Dopamine selectively reduces GABAB transmission onto dopaminergic neurones by an unconventional presynaptic action

The functioning of midbrain dopaminergic neurones is closely involved in mental processes and movement. In particular the modulation of the inhibitory inputs on these cells might be crucial in controlling firing activity and dopamine (DA) release in the brain. Here, we report a concentration-dependent depressant action of dopamine on the GABA_B IPSPs intracellularly recorded from dopaminergic neurones. Such effect was observed in spite of the presence of D₁/D₂ dopamine receptor antagonists.
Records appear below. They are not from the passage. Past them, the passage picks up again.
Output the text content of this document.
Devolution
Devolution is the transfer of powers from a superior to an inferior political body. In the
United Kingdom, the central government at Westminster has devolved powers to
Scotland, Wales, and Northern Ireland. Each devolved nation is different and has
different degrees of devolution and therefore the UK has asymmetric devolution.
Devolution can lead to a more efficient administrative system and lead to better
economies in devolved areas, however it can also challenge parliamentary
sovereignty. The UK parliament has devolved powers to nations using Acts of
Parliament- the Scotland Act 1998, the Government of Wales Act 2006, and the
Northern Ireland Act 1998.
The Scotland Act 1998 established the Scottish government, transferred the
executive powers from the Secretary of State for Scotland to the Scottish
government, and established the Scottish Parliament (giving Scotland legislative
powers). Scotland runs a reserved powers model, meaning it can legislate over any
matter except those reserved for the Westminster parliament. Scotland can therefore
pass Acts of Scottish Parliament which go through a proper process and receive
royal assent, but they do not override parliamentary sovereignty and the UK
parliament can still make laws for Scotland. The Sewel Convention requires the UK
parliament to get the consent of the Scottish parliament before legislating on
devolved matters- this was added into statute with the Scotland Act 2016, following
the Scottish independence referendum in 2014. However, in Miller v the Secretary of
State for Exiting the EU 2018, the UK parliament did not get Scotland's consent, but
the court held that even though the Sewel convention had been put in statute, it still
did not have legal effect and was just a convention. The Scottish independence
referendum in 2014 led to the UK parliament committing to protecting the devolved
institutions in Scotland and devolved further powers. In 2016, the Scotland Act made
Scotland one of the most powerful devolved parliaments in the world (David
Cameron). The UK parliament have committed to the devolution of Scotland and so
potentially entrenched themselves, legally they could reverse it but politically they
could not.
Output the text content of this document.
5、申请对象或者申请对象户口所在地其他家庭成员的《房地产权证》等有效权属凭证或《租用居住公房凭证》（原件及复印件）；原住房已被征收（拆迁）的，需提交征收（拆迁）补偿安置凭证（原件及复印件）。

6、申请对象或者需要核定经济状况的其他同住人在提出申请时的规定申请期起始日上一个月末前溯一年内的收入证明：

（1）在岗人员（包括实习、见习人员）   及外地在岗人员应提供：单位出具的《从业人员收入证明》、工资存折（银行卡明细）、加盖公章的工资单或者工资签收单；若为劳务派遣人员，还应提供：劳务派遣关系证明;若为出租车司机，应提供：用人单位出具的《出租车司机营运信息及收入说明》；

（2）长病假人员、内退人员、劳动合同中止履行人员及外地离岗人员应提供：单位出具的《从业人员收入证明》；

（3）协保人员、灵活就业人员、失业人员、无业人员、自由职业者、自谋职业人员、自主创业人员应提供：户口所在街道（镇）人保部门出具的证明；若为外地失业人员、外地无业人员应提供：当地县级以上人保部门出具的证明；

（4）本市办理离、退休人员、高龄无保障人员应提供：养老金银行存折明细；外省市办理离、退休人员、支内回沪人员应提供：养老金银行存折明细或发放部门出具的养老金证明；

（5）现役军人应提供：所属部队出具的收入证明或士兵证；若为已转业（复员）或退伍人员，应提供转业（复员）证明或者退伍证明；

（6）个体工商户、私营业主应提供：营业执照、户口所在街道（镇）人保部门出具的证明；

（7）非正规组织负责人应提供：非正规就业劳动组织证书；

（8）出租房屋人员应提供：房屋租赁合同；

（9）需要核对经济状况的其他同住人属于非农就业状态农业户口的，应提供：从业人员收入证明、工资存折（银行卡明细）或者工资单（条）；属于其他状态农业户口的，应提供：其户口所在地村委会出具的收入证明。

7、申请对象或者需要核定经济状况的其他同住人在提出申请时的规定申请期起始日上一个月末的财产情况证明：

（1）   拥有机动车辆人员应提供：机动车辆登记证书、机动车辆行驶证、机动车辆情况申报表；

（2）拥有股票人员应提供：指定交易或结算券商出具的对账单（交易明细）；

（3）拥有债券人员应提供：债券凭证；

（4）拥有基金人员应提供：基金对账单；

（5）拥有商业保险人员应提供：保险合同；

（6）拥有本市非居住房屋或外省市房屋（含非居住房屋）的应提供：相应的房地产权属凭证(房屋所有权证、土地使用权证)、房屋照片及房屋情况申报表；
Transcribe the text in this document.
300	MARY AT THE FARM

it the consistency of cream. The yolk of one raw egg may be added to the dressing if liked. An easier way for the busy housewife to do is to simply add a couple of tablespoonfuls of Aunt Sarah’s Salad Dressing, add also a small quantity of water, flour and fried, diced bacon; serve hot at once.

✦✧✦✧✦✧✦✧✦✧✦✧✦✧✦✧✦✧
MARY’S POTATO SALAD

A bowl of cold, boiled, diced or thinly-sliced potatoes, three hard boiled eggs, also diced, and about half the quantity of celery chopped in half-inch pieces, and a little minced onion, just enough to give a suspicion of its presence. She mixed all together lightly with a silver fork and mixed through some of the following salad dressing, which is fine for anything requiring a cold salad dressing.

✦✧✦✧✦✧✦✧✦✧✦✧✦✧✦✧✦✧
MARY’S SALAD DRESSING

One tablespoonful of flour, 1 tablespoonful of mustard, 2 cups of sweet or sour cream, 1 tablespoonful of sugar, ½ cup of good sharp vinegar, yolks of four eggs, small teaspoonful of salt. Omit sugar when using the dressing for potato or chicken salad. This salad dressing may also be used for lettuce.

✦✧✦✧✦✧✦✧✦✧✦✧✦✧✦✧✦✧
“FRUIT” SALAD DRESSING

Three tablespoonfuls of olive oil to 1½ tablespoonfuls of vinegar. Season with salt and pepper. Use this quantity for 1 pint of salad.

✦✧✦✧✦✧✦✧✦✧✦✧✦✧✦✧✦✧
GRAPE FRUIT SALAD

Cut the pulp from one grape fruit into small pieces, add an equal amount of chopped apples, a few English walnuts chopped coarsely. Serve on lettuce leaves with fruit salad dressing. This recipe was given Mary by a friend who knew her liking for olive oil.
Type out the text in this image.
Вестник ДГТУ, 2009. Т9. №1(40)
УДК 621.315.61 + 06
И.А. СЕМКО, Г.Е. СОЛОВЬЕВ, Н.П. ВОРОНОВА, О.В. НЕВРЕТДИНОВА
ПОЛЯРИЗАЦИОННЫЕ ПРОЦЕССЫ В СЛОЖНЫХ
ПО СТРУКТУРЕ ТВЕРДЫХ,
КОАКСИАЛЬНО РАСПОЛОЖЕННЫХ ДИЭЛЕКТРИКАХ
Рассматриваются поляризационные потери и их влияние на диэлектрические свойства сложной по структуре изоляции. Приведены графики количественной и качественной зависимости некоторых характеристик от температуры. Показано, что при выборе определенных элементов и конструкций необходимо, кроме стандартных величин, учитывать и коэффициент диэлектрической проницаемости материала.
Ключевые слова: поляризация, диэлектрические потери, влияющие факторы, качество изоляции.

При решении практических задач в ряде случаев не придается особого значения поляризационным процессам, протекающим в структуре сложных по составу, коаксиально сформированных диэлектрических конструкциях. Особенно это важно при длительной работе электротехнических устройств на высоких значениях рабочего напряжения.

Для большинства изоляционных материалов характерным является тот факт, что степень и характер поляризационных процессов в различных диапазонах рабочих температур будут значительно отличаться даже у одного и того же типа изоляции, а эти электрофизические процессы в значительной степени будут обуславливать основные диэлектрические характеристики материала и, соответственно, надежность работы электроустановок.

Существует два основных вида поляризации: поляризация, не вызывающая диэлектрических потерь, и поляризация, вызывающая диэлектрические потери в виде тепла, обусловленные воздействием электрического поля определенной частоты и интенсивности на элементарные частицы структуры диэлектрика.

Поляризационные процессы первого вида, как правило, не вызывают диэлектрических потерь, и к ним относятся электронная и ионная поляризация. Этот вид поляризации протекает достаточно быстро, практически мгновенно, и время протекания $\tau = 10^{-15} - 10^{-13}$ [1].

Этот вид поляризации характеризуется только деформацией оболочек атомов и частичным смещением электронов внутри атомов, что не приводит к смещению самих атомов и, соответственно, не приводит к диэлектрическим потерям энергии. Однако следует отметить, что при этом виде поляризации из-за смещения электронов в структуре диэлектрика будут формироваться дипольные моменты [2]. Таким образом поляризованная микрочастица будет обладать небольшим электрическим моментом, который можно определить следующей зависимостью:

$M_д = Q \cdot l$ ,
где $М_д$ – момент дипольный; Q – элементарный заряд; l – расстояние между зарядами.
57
A reduction of the GABA_B IPSPs was also caused by noradrenaline (norepinephrine) and by l -β-3,4-dihydroxyphenylalanine ( l -DOPA), which is metabolically transformed into DA. The DA-induced depression of the IPSPs was partially antagonised by the α2 antagonists yohimbine and phentolamine. DA did not change the postsynaptic effects of the GABA_B agonist baclofen, suggesting a presynaptic site of action. Furthermore, DA did not modulate the GABA_A-mediated IPSP. The DA-induced depression of the GABA_B IPSP occluded the depression produced by serotonin and was not antagonized by serotonin antagonists. The DA- and 5-HT-induced depression of the GABA_B IPSP persisted when calcium and potassium currents were reduced in to the presynaptic terminals. These results describe an unconventional presynaptic, D₁ and D₂ independent action of DA on the GABA_B IPSP. This might have a principal role in determining therapeutic/side effects of l -DOPA and antipsychotics and could be also involved in drug abuse.